Bruce Parisien sighed in relief when the voice on the phone said “You got your wish.”
After multiple meetings with the B.C. goverment, five Greater Victoria agencies have been told they’ll get the money they were promised to provide services to the area’s aborginal community.
For Parisien, executive director of the Victoria Native Friendship Centre, that meant immediately hiring four new staff. Two will spend their days in one-on-one couselling with urban aboriginal youth in Greater Victoria. The other two will focus on combating family violence within the local aboriginal community. That sigh of relief, though, has been a long time coming.

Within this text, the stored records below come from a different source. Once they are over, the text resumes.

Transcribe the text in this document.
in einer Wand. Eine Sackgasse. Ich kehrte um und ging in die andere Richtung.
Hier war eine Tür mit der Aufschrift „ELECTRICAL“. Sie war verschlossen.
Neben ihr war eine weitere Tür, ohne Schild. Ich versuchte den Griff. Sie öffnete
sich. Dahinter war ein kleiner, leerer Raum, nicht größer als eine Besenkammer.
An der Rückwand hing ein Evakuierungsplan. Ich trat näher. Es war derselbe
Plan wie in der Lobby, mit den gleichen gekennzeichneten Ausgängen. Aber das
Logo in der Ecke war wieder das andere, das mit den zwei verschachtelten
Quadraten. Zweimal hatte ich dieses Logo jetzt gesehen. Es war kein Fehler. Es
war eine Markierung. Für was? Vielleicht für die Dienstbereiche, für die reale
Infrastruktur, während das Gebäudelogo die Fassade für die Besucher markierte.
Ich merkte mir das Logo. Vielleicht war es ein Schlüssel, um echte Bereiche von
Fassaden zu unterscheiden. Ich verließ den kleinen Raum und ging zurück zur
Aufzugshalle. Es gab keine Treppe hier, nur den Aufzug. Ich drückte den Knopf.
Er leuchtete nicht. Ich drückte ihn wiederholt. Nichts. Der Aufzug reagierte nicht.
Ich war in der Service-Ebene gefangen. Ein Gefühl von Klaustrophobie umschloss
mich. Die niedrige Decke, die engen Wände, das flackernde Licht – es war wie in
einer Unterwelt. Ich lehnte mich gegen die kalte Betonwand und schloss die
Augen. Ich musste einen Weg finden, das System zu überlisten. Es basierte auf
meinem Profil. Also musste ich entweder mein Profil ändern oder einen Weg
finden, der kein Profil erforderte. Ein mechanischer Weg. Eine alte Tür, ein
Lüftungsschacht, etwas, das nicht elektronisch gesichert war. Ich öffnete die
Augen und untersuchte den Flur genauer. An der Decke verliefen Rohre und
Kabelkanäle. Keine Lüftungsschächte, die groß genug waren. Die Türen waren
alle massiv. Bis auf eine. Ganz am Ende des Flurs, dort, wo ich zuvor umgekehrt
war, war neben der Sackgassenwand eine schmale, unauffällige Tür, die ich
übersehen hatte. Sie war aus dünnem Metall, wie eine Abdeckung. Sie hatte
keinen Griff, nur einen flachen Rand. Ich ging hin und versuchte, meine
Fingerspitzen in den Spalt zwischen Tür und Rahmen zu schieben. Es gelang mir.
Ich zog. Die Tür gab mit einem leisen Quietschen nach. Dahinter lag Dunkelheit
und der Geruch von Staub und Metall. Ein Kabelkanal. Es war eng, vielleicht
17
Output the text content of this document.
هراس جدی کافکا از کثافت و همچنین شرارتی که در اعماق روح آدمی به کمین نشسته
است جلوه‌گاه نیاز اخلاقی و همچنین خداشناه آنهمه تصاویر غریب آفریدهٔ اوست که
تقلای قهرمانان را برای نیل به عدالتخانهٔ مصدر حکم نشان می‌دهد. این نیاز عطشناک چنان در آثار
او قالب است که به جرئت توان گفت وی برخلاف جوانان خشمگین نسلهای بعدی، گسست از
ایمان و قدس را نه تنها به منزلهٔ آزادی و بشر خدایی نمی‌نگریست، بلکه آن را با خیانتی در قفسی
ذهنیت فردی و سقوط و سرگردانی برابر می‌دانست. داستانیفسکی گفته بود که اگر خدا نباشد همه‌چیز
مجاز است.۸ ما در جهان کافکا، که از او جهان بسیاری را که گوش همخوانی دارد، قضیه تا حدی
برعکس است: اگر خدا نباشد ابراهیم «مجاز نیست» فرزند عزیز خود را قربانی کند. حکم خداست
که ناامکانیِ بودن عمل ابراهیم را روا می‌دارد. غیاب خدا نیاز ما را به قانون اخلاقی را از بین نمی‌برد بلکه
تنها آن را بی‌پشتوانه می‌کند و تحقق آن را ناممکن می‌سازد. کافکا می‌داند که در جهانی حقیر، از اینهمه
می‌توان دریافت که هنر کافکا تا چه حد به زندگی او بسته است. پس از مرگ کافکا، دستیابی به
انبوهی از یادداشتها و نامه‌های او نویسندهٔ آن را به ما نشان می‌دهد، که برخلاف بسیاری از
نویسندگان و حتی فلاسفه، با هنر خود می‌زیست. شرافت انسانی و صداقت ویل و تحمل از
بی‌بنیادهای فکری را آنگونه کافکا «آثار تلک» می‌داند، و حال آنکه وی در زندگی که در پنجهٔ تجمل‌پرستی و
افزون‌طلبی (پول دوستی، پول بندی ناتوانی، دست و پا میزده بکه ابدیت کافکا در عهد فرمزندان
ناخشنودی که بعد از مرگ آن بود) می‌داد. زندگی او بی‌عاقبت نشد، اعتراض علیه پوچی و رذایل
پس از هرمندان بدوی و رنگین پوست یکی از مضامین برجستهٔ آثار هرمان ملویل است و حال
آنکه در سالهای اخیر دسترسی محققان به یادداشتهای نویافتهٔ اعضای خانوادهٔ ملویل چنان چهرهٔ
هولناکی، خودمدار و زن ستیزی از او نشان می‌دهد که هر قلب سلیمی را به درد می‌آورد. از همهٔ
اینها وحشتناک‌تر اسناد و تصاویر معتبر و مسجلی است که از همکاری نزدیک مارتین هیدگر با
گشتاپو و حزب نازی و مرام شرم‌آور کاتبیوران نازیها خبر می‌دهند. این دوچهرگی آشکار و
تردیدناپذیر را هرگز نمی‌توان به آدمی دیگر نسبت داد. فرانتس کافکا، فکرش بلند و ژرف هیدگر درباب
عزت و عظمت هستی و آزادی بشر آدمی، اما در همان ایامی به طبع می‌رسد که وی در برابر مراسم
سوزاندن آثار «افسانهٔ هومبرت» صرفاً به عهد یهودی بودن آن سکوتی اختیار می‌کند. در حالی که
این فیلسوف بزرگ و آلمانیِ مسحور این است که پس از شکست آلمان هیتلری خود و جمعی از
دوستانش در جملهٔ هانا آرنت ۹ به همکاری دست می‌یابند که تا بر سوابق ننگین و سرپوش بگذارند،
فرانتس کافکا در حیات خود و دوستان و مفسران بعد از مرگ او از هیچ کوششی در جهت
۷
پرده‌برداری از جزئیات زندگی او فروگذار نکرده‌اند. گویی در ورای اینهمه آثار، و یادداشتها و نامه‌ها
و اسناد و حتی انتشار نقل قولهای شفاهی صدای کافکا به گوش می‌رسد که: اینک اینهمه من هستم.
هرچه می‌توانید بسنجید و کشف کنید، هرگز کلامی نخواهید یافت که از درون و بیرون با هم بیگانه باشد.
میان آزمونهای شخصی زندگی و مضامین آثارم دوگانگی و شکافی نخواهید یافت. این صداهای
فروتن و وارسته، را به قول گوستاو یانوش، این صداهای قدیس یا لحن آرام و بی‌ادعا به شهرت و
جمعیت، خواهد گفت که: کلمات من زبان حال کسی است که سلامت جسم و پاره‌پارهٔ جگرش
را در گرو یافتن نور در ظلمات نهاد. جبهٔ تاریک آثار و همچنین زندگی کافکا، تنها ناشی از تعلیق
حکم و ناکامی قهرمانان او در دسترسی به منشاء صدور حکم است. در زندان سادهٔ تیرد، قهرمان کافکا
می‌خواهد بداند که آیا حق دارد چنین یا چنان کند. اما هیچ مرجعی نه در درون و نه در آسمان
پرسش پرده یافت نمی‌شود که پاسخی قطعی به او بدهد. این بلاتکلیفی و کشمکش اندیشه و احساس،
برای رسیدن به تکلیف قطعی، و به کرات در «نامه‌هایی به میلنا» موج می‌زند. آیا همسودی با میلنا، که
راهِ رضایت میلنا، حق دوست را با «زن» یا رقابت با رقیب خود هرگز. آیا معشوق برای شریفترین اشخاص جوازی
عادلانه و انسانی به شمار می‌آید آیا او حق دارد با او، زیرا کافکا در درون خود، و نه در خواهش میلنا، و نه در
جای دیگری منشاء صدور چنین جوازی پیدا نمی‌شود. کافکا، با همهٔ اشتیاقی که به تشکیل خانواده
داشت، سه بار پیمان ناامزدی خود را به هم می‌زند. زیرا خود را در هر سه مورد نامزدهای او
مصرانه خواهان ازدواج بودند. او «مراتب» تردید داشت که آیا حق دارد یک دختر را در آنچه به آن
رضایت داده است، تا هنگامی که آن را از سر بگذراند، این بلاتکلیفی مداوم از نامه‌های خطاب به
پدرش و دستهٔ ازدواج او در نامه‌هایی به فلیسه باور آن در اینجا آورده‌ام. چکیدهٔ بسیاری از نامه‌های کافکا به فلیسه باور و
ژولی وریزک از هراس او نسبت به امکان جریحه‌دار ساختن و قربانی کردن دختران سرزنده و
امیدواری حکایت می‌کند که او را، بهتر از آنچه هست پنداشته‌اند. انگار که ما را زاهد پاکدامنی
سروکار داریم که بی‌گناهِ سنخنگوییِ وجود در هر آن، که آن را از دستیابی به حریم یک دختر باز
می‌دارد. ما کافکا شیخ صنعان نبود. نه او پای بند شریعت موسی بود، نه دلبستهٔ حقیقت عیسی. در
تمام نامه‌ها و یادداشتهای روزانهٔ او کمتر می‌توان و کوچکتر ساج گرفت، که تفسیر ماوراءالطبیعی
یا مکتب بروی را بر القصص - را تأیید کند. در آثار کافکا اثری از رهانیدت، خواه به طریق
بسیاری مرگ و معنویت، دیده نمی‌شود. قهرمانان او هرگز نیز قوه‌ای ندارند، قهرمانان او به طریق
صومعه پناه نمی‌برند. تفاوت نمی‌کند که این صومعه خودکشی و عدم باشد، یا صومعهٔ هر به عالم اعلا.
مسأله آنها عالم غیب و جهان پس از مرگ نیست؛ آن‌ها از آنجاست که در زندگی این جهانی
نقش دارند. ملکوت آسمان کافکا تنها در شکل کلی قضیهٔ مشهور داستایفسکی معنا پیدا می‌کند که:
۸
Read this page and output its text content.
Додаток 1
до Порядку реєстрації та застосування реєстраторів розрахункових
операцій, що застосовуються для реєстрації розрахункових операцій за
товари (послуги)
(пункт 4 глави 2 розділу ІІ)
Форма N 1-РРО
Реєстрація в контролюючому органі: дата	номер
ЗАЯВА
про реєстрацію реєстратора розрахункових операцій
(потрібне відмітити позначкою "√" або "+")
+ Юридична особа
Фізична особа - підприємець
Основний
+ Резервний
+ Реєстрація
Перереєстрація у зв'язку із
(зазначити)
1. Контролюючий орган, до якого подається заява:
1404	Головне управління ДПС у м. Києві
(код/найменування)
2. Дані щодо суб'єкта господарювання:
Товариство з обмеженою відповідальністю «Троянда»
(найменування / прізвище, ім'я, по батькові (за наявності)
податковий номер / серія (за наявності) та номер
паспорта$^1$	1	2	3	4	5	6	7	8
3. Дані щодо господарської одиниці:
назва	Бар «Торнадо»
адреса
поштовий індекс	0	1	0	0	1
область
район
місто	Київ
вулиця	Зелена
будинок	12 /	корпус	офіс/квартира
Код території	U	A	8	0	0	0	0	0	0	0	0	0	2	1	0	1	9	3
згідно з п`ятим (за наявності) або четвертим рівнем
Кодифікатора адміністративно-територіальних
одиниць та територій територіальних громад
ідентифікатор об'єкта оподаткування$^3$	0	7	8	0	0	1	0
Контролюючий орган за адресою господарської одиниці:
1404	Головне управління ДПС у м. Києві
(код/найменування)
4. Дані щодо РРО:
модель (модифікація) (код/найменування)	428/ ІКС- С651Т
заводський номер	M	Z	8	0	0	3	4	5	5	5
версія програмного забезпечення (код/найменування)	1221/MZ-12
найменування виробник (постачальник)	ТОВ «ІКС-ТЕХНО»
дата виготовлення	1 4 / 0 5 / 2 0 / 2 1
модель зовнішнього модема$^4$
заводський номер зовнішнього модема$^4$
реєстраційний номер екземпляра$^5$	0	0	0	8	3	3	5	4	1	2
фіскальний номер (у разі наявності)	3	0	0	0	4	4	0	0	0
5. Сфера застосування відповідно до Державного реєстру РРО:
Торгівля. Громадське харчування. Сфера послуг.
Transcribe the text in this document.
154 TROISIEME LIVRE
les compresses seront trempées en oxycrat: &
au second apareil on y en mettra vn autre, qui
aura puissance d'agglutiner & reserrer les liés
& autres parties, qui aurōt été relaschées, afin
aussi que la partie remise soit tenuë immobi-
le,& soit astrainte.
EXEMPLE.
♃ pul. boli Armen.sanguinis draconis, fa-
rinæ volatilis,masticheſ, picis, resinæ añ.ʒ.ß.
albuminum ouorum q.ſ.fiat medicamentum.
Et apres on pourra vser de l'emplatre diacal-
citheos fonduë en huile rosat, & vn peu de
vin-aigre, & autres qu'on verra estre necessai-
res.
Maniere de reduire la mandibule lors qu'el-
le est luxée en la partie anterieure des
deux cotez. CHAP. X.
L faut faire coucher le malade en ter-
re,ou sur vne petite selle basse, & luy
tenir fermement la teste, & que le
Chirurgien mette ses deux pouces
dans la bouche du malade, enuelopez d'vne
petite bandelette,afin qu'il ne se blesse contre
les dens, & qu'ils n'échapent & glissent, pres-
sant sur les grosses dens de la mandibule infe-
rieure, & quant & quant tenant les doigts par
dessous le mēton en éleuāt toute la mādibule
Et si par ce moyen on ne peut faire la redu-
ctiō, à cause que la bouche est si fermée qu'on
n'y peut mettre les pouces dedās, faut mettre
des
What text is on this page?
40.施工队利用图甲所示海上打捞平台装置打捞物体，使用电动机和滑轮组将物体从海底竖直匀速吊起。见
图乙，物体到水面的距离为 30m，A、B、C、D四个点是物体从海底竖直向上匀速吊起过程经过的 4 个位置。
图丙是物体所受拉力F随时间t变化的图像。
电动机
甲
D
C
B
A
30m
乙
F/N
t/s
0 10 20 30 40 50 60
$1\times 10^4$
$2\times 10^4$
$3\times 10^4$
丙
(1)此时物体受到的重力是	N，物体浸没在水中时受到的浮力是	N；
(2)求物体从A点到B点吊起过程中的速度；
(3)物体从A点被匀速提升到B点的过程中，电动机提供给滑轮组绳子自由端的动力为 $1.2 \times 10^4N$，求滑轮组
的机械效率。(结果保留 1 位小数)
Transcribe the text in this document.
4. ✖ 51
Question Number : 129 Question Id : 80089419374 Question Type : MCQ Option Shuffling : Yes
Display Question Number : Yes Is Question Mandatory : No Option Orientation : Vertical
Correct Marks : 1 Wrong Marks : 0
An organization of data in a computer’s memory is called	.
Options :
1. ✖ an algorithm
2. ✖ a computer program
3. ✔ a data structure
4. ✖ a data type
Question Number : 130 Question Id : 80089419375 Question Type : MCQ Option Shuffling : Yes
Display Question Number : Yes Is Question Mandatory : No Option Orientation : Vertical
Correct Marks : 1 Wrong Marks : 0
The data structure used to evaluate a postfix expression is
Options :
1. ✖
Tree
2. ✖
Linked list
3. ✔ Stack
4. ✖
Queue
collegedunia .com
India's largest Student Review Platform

In November, a story in the News highlighted the plight of five organizations demanding the province make good on promises of more funding.
For the Victoria Native Friendship Centre, the decision by the Ministry of Children and Family Development to deliver the extra cash means a five-year contract that provides $2 million per year.
The new contracts are part of a ministry initiative to make programs as effective as possible, MCFD public affairs officer Darren Harbord said.
“We have been working closely with all the aboriginal service providers to define a service model – one that is sustainable and will provide important services for children and families who needed them, which includes expanded aboriginal services,” he wrote in an e-mail to the News. “This new model will help strengthen aboriginal services – a key priority for the ministry – by putting funding and responsibility for aboriginal services in the hands of aboriginal people.”
The length of the contract is, in itself, a positive for the Native Friendship Centre.
“This is a first for us,” Parisien said of the five-year commitment. “It lends stability to our programs.”
The money will help tackle issues faced by the growing number of aboriginal youth in Victoria. “Like they say, if you build it, they will come and we’ve seen a marginal – maybe more than marginal – increase in youth using our services.”
Over at Hulitan Family Services, executive director Kendra Gage said increased funding does little when the need is ballooning. Hulitan’s contract is for $1 million per year for five years – an overall increase of $511,000.
But “we’re actually in a worse position now than we were in two years ago,” she said, explaining that 15 families with children in ministry care are on Hulitan’s wait list to get help. The three staff designated to the cases can’t help because they’re already overwhelmed by work, Gage said. “Am I glad we got our contract? Yeah, but it’s kind of bittersweet.”